According to the M23 spokesman, tests "confirm a new positive case" from the South Kivu provincial capital Bukavu, which fell into M23 hands in February 2025.
But the case involved a "person coming from Kisangani", a major city in the eastern Tshopo province where no Ebola infections from the current outbreak have so far been recorded.
"The person concerned, a compatriot aged 28, unfortunately succumbed to the disease before the diagnosis was confirmed," the spokesman added.
The Congolese authorities were yet to comment on the reported case.

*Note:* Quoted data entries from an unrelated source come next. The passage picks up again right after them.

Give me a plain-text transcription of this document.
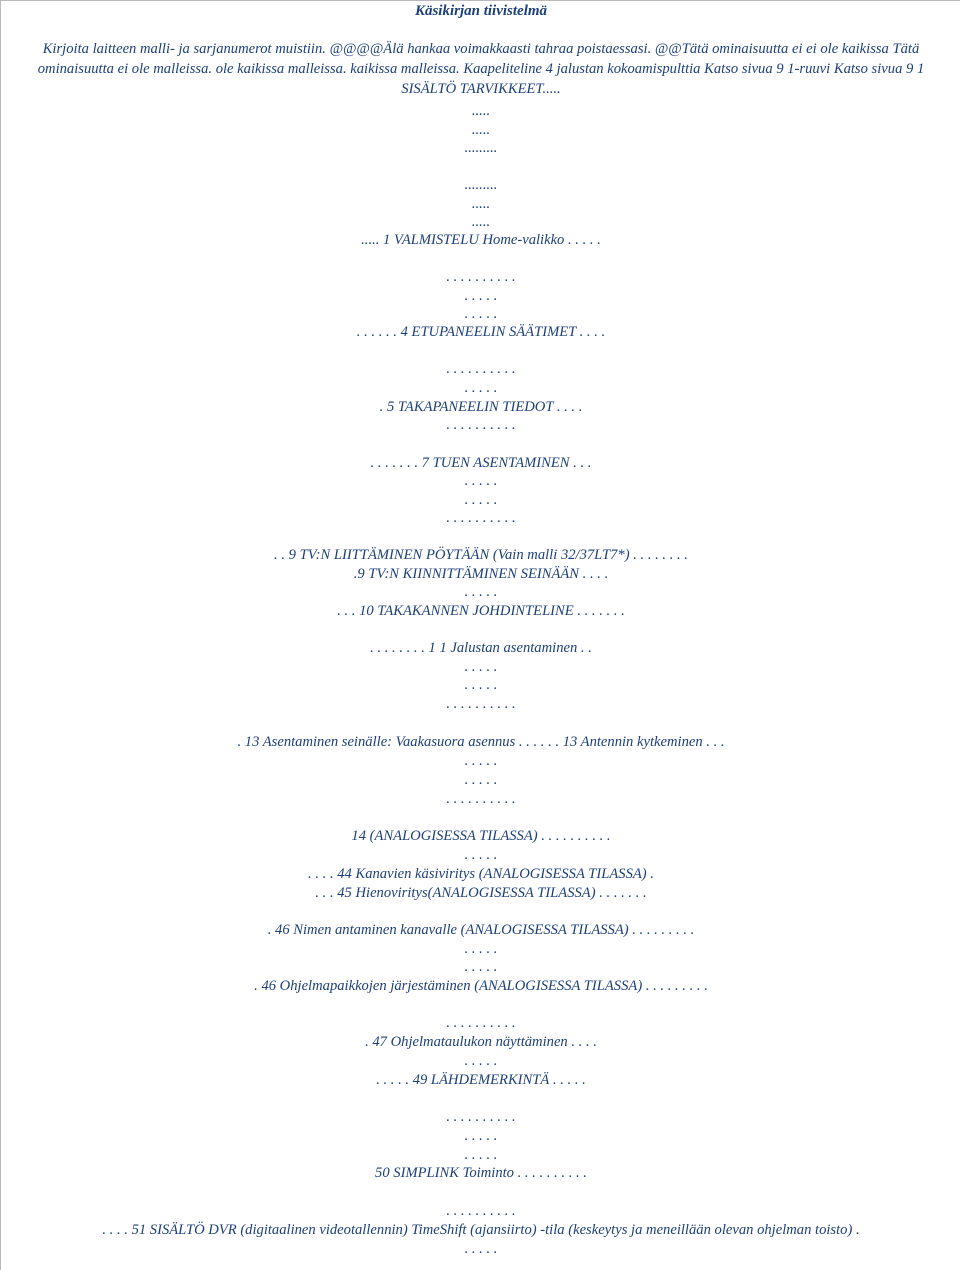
Käsikirjan tiivistelmä
Kirjoita laitteen malli- ja sarjanumerot muistiin. @@@@Älä hankaa voimakkaasti tahraa poistaessasi. @@Tätä ominaisuutta ei ei ole kaikissa Tätä ominaisuutta ei ole malleissa. ole kaikissa malleissa. kaikissa malleissa. Kaapeliteline 4 jalustan kokoamispulttia Katso sivua 9 1-ruuvi Katso sivua 9 1 SISÄLTÖ TARVIKKEET.....
.....
.....
.........
.........
.....
.....
..... 1 VALMISTELU Home-valikko . . . . .
. . . . . . . . . .
. . . . .
. . . . .
. . . . . . 4 ETUPANEELIN SÄÄTIMET . . . .
. . . . . . . . . .
. . . . .
. 5 TAKAPANEELIN TIEDOT . . . .
. . . . . . . . . .
. . . . . . . 7 TUEN ASENTAMINEN . . .
. . . . .
. . . . .
. . . . . . . . . .
. . 9 TV:N LIITTÄMINEN PÖYTÄÄN (Vain malli 32/37LT7*) . . . . . . . .
.9 TV:N KIINNITTÄMINEN SEINÄÄN . . . .
. . . . .
. . . 10 TAKAKANNEN JOHDINTELINE . . . . . . .
. . . . . . . . 1 1 Jalustan asentaminen . .
. . . . .
. . . . .
. . . . . . . . . .
. 13 Asentaminen seinälle: Vaakasuora asennus . . . . . . 13 Antennin kytkeminen . . .
. . . . .
. . . . .
. . . . . . . . . .
14 (ANALOGISESSA TILASSA) . . . . . . . . . .
. . . . .
. . . . 44 Kanavien käsiviritys (ANALOGISESSA TILASSA) .
. . . 45 Hienoviritys(ANALOGISESSA TILASSA) . . . . . . .
. 46 Nimen antaminen kanavalle (ANALOGISESSA TILASSA) . . . . . . . . .
. . . . .
. . . . .
. 46 Ohjelmapaikkojen järjestäminen (ANALOGISESSA TILASSA) . . . . . . . . .
. . . . . . . . . .
. 47 Ohjelmataulukon näyttäminen . . . .
. . . . .
. . . . . 49 LÄHDEMERKINTÄ . . . . .
. . . . . . . . . .
. . . . .
. . . . .
50 SIMPLINK Toiminto . . . . . . . . . .
. . . . . . . . . .
. . . . 51 SISÄLTÖ DVR (digitaalinen videotallennin) TimeShift (ajansiirto) -tila (keskeytys ja meneillään olevan ohjelman toisto) .
. . . . .
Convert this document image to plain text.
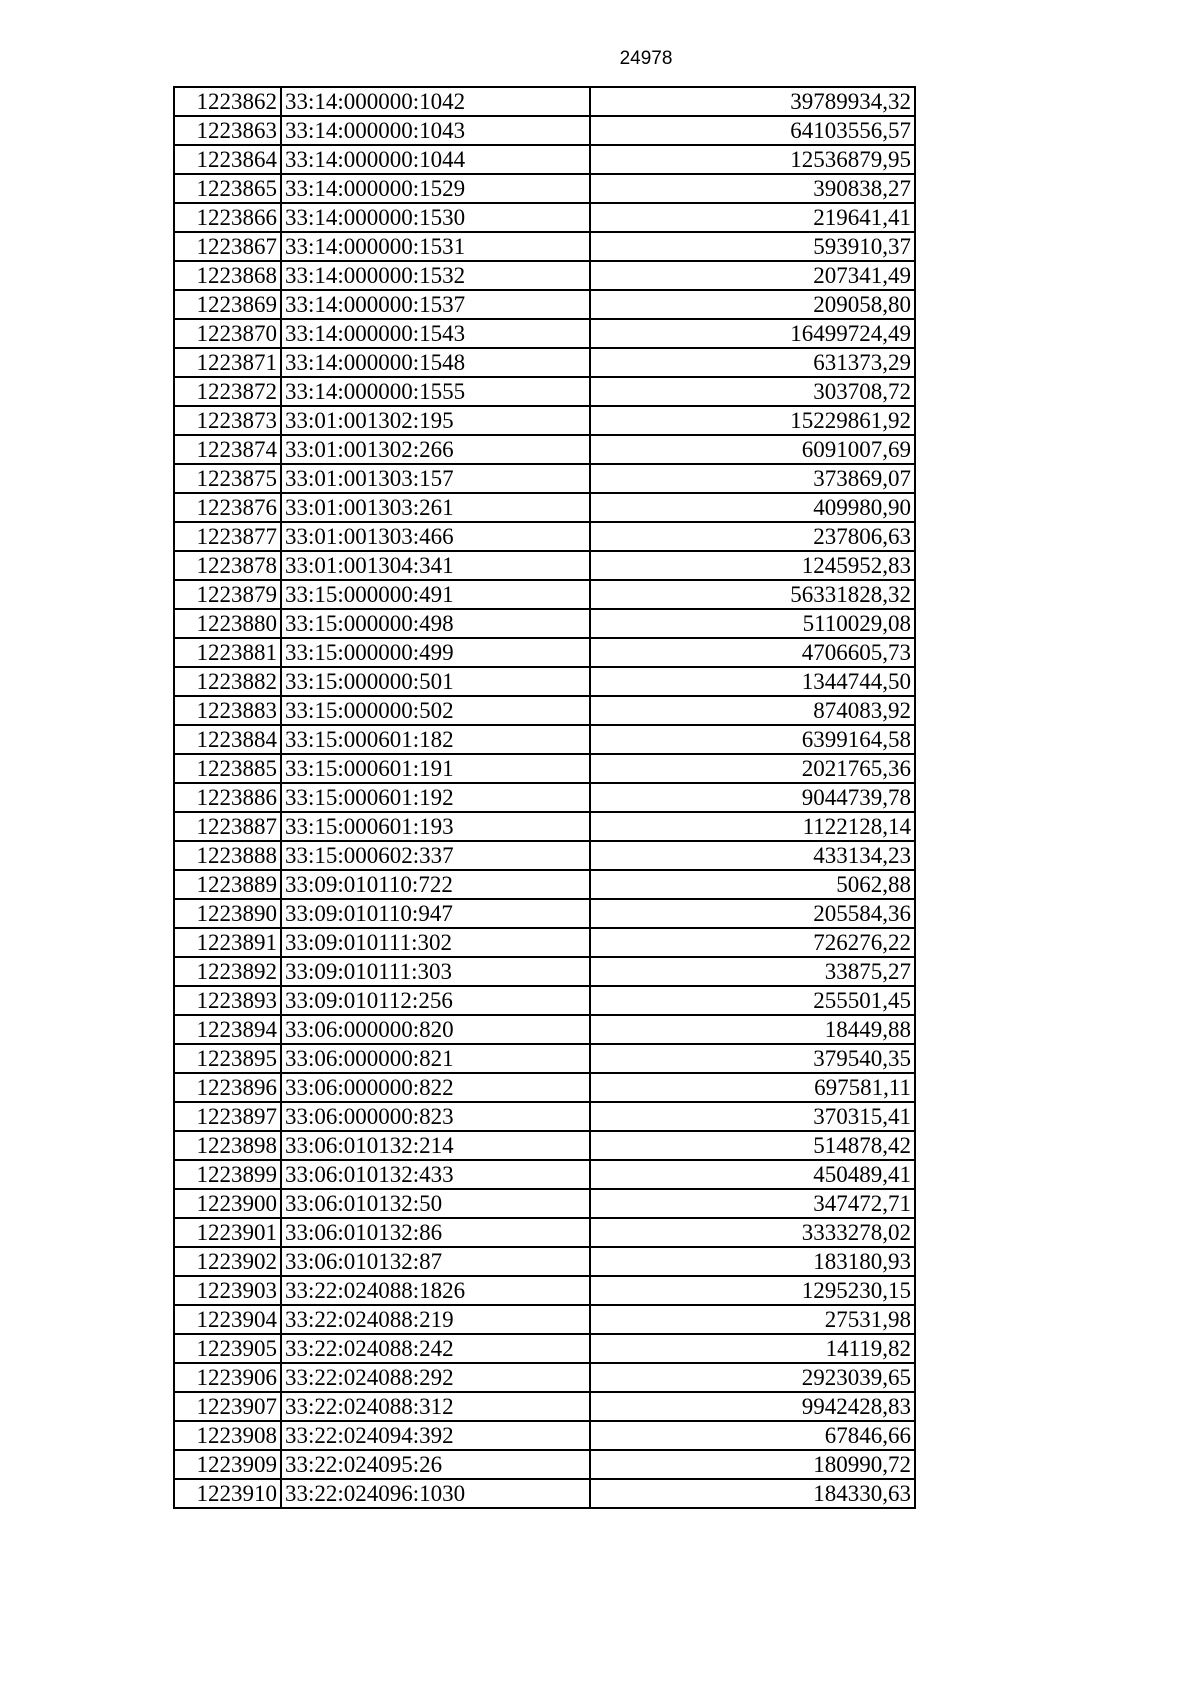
24978
1223862	33:14:000000:1042	39789934,32
1223863	33:14:000000:1043	64103556,57
1223864	33:14:000000:1044	12536879,95
1223865	33:14:000000:1529	390838,27
1223866	33:14:000000:1530	219641,41
1223867	33:14:000000:1531	593910,37
1223868	33:14:000000:1532	207341,49
1223869	33:14:000000:1537	209058,80
1223870	33:14:000000:1543	16499724,49
1223871	33:14:000000:1548	631373,29
1223872	33:14:000000:1555	303708,72
1223873	33:01:001302:195	15229861,92
1223874	33:01:001302:266	6091007,69
1223875	33:01:001303:157	373869,07
1223876	33:01:001303:261	409980,90
1223877	33:01:001303:466	237806,63
1223878	33:01:001304:341	1245952,83
1223879	33:15:000000:491	56331828,32
1223880	33:15:000000:498	5110029,08
1223881	33:15:000000:499	4706605,73
1223882	33:15:000000:501	1344744,50
1223883	33:15:000000:502	874083,92
1223884	33:15:000601:182	6399164,58
1223885	33:15:000601:191	2021765,36
1223886	33:15:000601:192	9044739,78
1223887	33:15:000601:193	1122128,14
1223888	33:15:000602:337	433134,23
1223889	33:09:010110:722	5062,88
1223890	33:09:010110:947	205584,36
1223891	33:09:010111:302	726276,22
1223892	33:09:010111:303	33875,27
1223893	33:09:010112:256	255501,45
1223894	33:06:000000:820	18449,88
1223895	33:06:000000:821	379540,35
1223896	33:06:000000:822	697581,11
1223897	33:06:000000:823	370315,41
1223898	33:06:010132:214	514878,42
1223899	33:06:010132:433	450489,41
1223900	33:06:010132:50	347472,71
1223901	33:06:010132:86	3333278,02
1223902	33:06:010132:87	183180,93
1223903	33:22:024088:1826	1295230,15
1223904	33:22:024088:219	27531,98
1223905	33:22:024088:242	14119,82
1223906	33:22:024088:292	2923039,65
1223907	33:22:024088:312	9942428,83
1223908	33:22:024094:392	67846,66
1223909	33:22:024095:26	180990,72
1223910	33:22:024096:1030	184330,63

According to the WHO, the latest outbreak in the DRC, the 17th to hit the vast central African country of more than 100 million people, is already suspected of having caused 139 deaths out of nearly 600 probable cases.
- Split by front lines -
Many of the cases have been recorded in the epidemic's epicentre in the DRC's northeastern Ituri province, many in hard-to-access areas plagued by the Congolese east's litany of armed groups.
Cases have also been recorded in North Kivu and neighbouring Uganda -- but none to date in South Kivu and Tshopo.
Given the difficulties in accessing the areas hit by the epidemic, few samples have been laboratory-tested and figures are based mostly on suspected cases.
Both North and South Kivu are split in two by the front lines dividing the Congolese army from the M23 armed group and its Rwandan allies.
The airport in North Kivu's provincial capital Goma, which once helped funnel urgently needed aid into the eastern DRC by air, has been shut since the M23 seized the city in January 2025.
No vaccine or clinical treatment exists for the Bundibugyo strain of the Ebolavirus responsible for the current epidemic.
While the WHO believes the risk from the Ebola outbreak is high both in the DRC and the wider central African region, the United Nations health agency considers the risk of a worldwide pandemic to be "low".
The outbreak comes at a time when humanitarian organisations have seen their budgets slashed, particularly as a result of US aid spending cuts under President Donald Trump.
In one of his first acts on returning to office last year, Trump moved to pull the United States out of the WHO, which he had fiercely criticised over its response to the Covid pandemic.